Voter autrement : pour une réforme des modes de scrutin

17 Décembre 2015

Ne garder au second tour de toutes nos élections que les deux premiers candidats ou listes arrivés en tête au premier tour rendrait notre système politique beaucoup plus juste, robuste et efficace. En France, nous sommes champions du vote. Nous avons réussi à avoir une règle différente selon chaque élection politique ! Six règles, toutes différentes, pour nos six élections politiques (commune, région, Europe, avec différentes versions de la proportionnelle ; président, député, département, avec votes nominaux tous différents). Le peuple français n'a pas de cohérence sur son mode de vote. Ailleurs en Europe, le même mode de scrutin s'applique, en général, à toutes les élections politiques du pays.

Or les modalités du vote importent. Il n'y a pas une volonté générale qui existerait en soi : celle-ci est déterminée et formée par le mode de scrutin. La proportionnelle a bien souvent peu d'efficacité démocratique, avec beaucoup de listes au départ et des majorités fragiles. Le FN, avec la proportionnelle, participerait vite au pouvoir dans des coalitions avec la droite, comme ce fut ou c'est le cas en Italie, Autriche ou Danemark. « Alors qu'aujourd'hui une majorité des électeurs ne veulent pas du tout du FN au pouvoir - même en coalition -, voulons-nous vraiment le FN au pouvoir, seul ou en coalition, via la proportionnelle ? », telle est la question que doivent se poser les partisans de la proportionnelle. Le scrutin nominal actuel a aussi ses défauts, comme le démontra l'absence de la gauche au second tour de la présidentielle de 2002, alors que plus de 80 % des électeurs auraient souhaité que le FN ne soit pas au second tour.

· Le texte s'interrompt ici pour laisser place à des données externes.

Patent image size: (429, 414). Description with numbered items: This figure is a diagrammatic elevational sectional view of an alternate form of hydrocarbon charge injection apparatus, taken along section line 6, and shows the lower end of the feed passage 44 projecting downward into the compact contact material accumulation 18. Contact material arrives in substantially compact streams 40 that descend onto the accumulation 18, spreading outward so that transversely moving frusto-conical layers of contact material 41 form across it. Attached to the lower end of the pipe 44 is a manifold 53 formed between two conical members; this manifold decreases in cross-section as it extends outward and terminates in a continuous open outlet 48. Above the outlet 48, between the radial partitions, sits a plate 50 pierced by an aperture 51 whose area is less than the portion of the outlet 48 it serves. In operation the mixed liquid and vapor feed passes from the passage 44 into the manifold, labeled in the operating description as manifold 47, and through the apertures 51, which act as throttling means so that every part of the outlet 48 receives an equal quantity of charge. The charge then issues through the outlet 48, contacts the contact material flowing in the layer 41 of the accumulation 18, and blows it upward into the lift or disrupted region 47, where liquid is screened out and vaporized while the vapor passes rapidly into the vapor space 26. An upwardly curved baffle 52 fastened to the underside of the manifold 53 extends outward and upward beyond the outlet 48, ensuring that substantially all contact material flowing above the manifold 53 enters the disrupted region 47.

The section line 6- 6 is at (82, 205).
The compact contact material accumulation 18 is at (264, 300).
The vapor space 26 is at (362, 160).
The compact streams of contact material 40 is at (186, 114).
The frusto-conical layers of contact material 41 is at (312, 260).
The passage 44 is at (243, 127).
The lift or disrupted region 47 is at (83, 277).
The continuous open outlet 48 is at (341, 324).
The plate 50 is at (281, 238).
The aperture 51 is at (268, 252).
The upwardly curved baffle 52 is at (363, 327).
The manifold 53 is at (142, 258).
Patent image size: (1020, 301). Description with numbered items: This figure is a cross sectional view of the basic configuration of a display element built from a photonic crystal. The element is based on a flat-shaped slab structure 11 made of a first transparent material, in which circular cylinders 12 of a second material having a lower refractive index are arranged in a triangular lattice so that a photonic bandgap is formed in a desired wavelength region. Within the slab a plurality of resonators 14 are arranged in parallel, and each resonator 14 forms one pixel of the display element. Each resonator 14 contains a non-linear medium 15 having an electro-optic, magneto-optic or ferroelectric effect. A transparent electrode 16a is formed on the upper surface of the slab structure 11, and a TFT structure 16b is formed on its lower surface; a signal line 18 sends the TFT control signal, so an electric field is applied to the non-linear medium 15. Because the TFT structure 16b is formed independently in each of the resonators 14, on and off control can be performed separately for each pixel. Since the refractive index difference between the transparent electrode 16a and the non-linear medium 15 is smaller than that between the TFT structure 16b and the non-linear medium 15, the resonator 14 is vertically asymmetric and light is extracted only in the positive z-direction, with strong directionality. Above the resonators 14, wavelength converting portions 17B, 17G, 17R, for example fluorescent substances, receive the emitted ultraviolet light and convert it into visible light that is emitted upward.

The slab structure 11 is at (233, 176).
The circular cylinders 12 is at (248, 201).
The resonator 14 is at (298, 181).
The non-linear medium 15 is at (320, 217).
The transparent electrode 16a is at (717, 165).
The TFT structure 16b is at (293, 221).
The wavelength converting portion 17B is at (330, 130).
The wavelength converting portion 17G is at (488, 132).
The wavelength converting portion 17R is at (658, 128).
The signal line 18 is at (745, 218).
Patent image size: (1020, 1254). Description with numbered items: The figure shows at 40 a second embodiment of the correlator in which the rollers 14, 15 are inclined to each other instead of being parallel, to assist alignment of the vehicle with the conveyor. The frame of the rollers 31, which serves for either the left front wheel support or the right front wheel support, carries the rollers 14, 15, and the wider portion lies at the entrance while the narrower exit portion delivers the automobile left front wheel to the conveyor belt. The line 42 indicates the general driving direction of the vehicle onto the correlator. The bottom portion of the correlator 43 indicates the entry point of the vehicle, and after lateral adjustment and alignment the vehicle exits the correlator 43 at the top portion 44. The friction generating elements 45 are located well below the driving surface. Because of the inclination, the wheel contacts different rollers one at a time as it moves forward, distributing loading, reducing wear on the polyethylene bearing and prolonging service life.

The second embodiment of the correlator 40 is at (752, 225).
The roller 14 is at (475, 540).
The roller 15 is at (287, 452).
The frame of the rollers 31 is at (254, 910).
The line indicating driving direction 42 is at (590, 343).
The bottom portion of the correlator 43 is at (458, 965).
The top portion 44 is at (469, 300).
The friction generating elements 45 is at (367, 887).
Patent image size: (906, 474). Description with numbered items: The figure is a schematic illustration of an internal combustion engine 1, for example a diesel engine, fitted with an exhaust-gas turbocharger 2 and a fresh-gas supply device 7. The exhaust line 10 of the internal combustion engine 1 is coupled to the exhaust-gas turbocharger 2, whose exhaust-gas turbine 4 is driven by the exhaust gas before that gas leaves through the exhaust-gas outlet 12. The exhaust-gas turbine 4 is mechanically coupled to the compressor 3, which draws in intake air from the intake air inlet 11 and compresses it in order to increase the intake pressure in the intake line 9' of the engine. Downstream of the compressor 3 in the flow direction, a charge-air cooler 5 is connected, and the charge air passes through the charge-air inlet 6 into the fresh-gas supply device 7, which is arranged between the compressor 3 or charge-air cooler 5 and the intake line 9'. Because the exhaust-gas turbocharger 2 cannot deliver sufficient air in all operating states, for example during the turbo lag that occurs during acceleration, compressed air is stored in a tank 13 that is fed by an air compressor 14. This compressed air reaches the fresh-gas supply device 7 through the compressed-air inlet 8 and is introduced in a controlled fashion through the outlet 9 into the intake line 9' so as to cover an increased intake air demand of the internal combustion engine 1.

En France, avec notre tradition de vote avec deux tours, une bonne solution existe, sous nos yeux, pour remédier aux défauts de nos divers modes de scrutin. Appliquons à tous nos modes de scrutin actuels (sauf l'élection européenne à un seul tour), la clause décidée par de Gaulle en 1962 pour l'élection présidentielle : ne peuvent participer au second tour que les deux premiers candidats (ou listes en cas de proportionnelle) arrivés en tête. Cette règle ne changerait rien d'autre aux modes actuels de vote, afin de ne pas rouvrir les débats sans fin entre proportionnelle et scrutin nominal. Elle laisserait, en cas de scrutin de liste, les possibilités actuelles de fusion.

Avec cette petite réforme, plus aucune triangulaire, plus de petites listes ou de dissidents prêts à se lancer juste pour être vus ou gagner une place plus tard. Ne resterait qu'un choix clair et sans ambiguïté entre deux candidats ou deux listes : les électeurs choisiraient en fonction de leurs préférences les plus profondes. Avec cette réforme, les divers partis politiques devraient se coaliser, dès le premier tour, selon leurs fortes affinités. Tous les partis qui souhaiteraient gouverner avec le parti dominant de leur camp (PS ou LR) devraient s'allier avec lui dès le premier tour. Ils devraient donc se mettre d'accord avec lui sur un programme, dès avant. Les électeurs auraient devant eux, au second tour, un choix clair, sans ambiguïté et assumé devant eux dès la campagne. Il n'y aurait pas d'arrangements postélectoraux hors du contrôle des électeurs. Dans certains endroits, le FN pourrait certes gagner des sièges, mais seulement si la majorité absolue des électeurs le décidait. Cette règle simple de vote est robuste (elle respecte les préférences fortes des électeurs) et fournit de la stabilité gouvernementale. Elle est légitime en France : elle s'applique depuis 1962 à l'élection reine - la présidentielle. Nous pourrions généraliser une autre idée gaullienne de 1962 : laisser deux semaines entre les deux tours d'élections afin que le débat sur les alliances et fusions de second tour ait un peu de temps pour se déployer aux yeux du public.

Le gouvernement serait bien inspiré de présenter cette réforme simple en 2016 pour application dès les élections législatives de 2017, sinon notre démocratie sera tributaire du FN.